Making Complex Data Simple - Understanding Decision Trees in Machine Learning

Besides Neural Networks, using Decision Trees is another way to draw conclusions from complex data using Machine Learning. Decision trees are a type of tree structure consisting of nodes and edges. At each node, a question is asked, the answer to which determines which edge to follow further down the tree. At the end of the path is an output that represents the decision of the tree.

decision-trees-1

Figure: Example tree

Decision trees are generally divided into two categories: Classification Trees and Regression Trees. Classification trees are used, as the name suggests, to classify input data with respect to specific categories, while regression trees are used to predict numerical values.
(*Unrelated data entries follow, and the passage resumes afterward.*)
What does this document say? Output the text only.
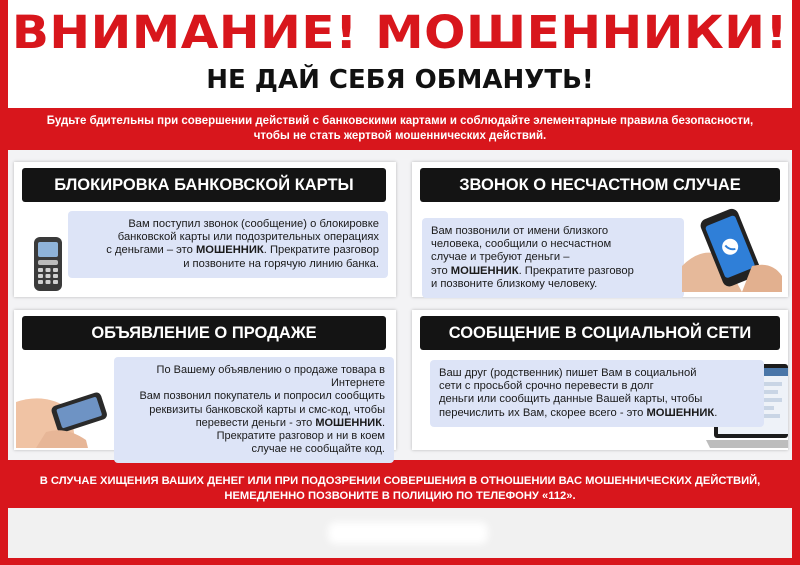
ВНИМАНИЕ! МОШЕННИКИ!
НЕ ДАЙ СЕБЯ ОБМАНУТЬ!
Будьте бдительны при совершении действий с банковскими картами и соблюдайте элементарные правила безопасности,
чтобы не стать жертвой мошеннических действий.
БЛОКИРОВКА БАНКОВСКОЙ КАРТЫ
Вам поступил звонок (сообщение) о блокировке
банковской карты или подозрительных операциях
с деньгами – это МОШЕННИК. Прекратите разговор
и позвоните на горячую линию банка.
ЗВОНОК О НЕСЧАСТНОМ СЛУЧАЕ
Вам позвонили от имени близкого
человека, сообщили о несчастном
случае и требуют деньги –
это МОШЕННИК. Прекратите разговор
и позвоните близкому человеку.
ОБЪЯВЛЕНИЕ О ПРОДАЖЕ
По Вашему объявлению о продаже товара в Интернете
Вам позвонил покупатель и попросил сообщить
реквизиты банковской карты и смс-код, чтобы
перевести деньги - это МОШЕННИК.
Прекратите разговор и ни в коем
случае не сообщайте код.
СООБЩЕНИЕ В СОЦИАЛЬНОЙ СЕТИ
Ваш друг (родственник) пишет Вам в социальной
сети с просьбой срочно перевести в долг
деньги или сообщить данные Вашей карты, чтобы
перечислить их Вам, скорее всего - это МОШЕННИК.
В СЛУЧАЕ ХИЩЕНИЯ ВАШИХ ДЕНЕГ ИЛИ ПРИ ПОДОЗРЕНИИ СОВЕРШЕНИЯ В ОТНОШЕНИИ ВАС МОШЕННИЧЕСКИХ ДЕЙСТВИЙ,
НЕМЕДЛЕННО ПОЗВОНИТЕ В ПОЛИЦИЮ ПО ТЕЛЕФОНУ «112».
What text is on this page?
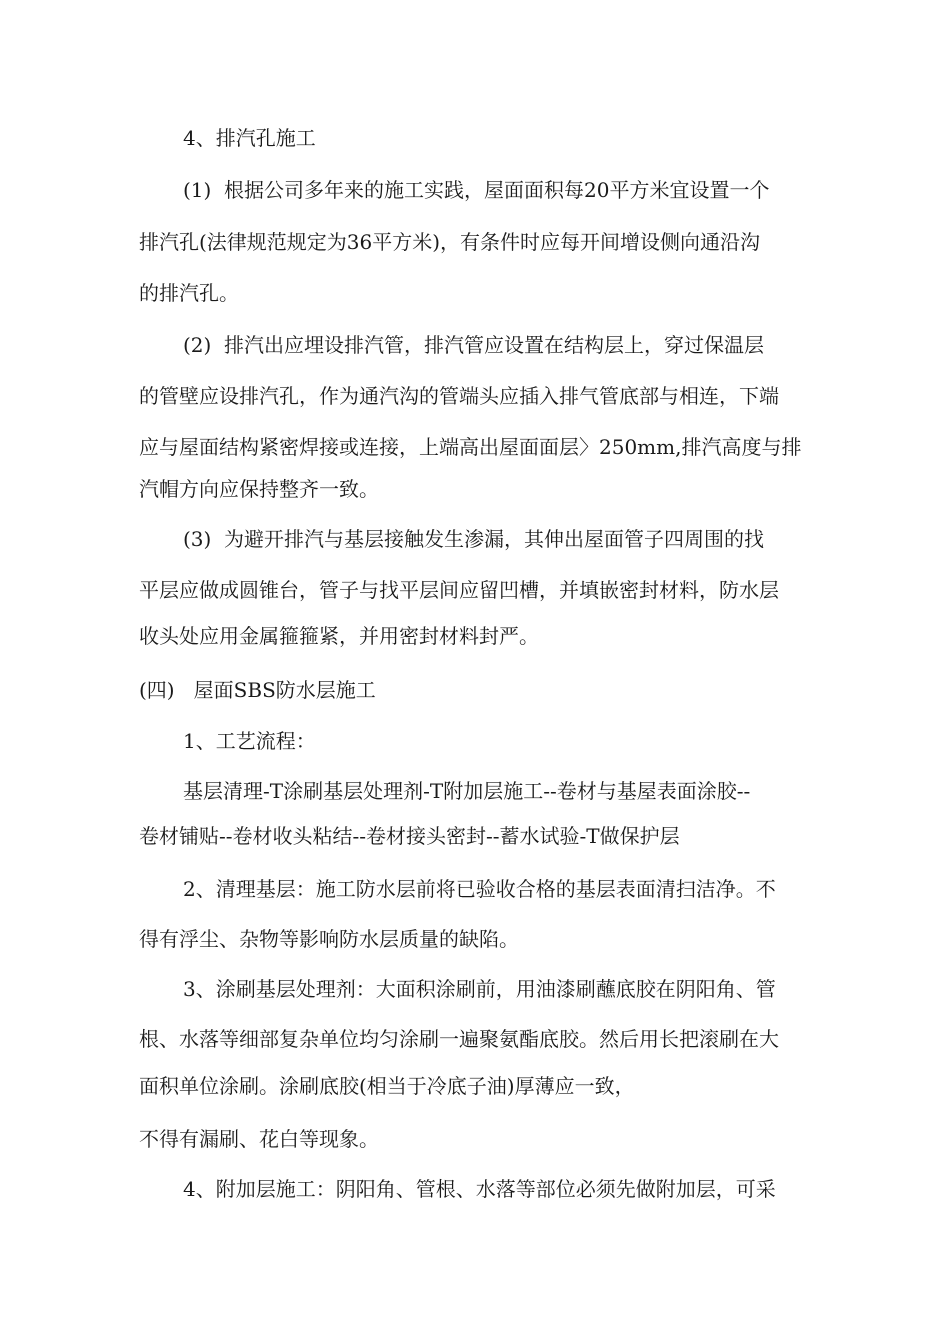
4、排汽孔施工

(1)  根据公司多年来的施工实践，屋面面积每20平方米宜设置一个

排汽孔(法律规范规定为36平方米)，有条件时应每开间增设侧向通沿沟

的排汽孔。

(2)  排汽出应埋设排汽管，排汽管应设置在结构层上，穿过保温层

的管壁应设排汽孔，作为通汽沟的管端头应插入排气管底部与相连，下端

应与屋面结构紧密焊接或连接，上端高出屋面面层〉250mm,排汽高度与排

汽帽方向应保持整齐一致。

(3)  为避开排汽与基层接触发生渗漏，其伸出屋面管子四周围的找

平层应做成圆锥台，管子与找平层间应留凹槽，并填嵌密封材料，防水层

收头处应用金属箍箍紧，并用密封材料封严。

(四)   屋面SBS防水层施工

1、工艺流程：

基层清理-T涂刷基层处理剂-T附加层施工--卷材与基屋表面涂胶--

卷材铺贴--卷材收头粘结--卷材接头密封--蓄水试验-T做保护层

2、清理基层：施工防水层前将已验收合格的基层表面清扫洁净。不

得有浮尘、杂物等影响防水层质量的缺陷。

3、涂刷基层处理剂：大面积涂刷前，用油漆刷蘸底胶在阴阳角、管

根、水落等细部复杂单位均匀涂刷一遍聚氨酯底胶。然后用长把滚刷在大

面积单位涂刷。涂刷底胶(相当于冷底子油)厚薄应一致，

不得有漏刷、花白等现象。

4、附加层施工：阴阳角、管根、水落等部位必须先做附加层，可采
A Classification Tree Example

An example use case for a classification tree is the differentiation of plants by their species. Characteristics such as growth size, flower color, flower shape, etc. can be used as input to make individual decisions at the nodes of the tree, e.g. based on the growth size of the plant, and finally arrive at a category, in this case the plant species.

A Regression Tree Example

A typical example of a regression tree is predicting the selling price of a house. Features such as the number of rooms, the size of the property, the location, etc. can be used in the tree to make individual decisions, and finally arrive at a price. The possible outputs are not limited to specific values, but can take any numerical value.

Algorithms

There are various algorithms to create or train decision trees. In this TechUp, we will first look at the Random Forest algorithm, and then create a decision tree using an example, as well as discuss the advantages and disadvantages of Decision Trees.

Random Forest

decision-trees

The Random Forest algorithm is an ensemble learning algorithm in which several decision trees are created independently of each other. To arrive at a decision from a given input, the decisions of the individual trees are combined and summarized into an output. This approach is also called Bagging (Bootstrap Aggregating).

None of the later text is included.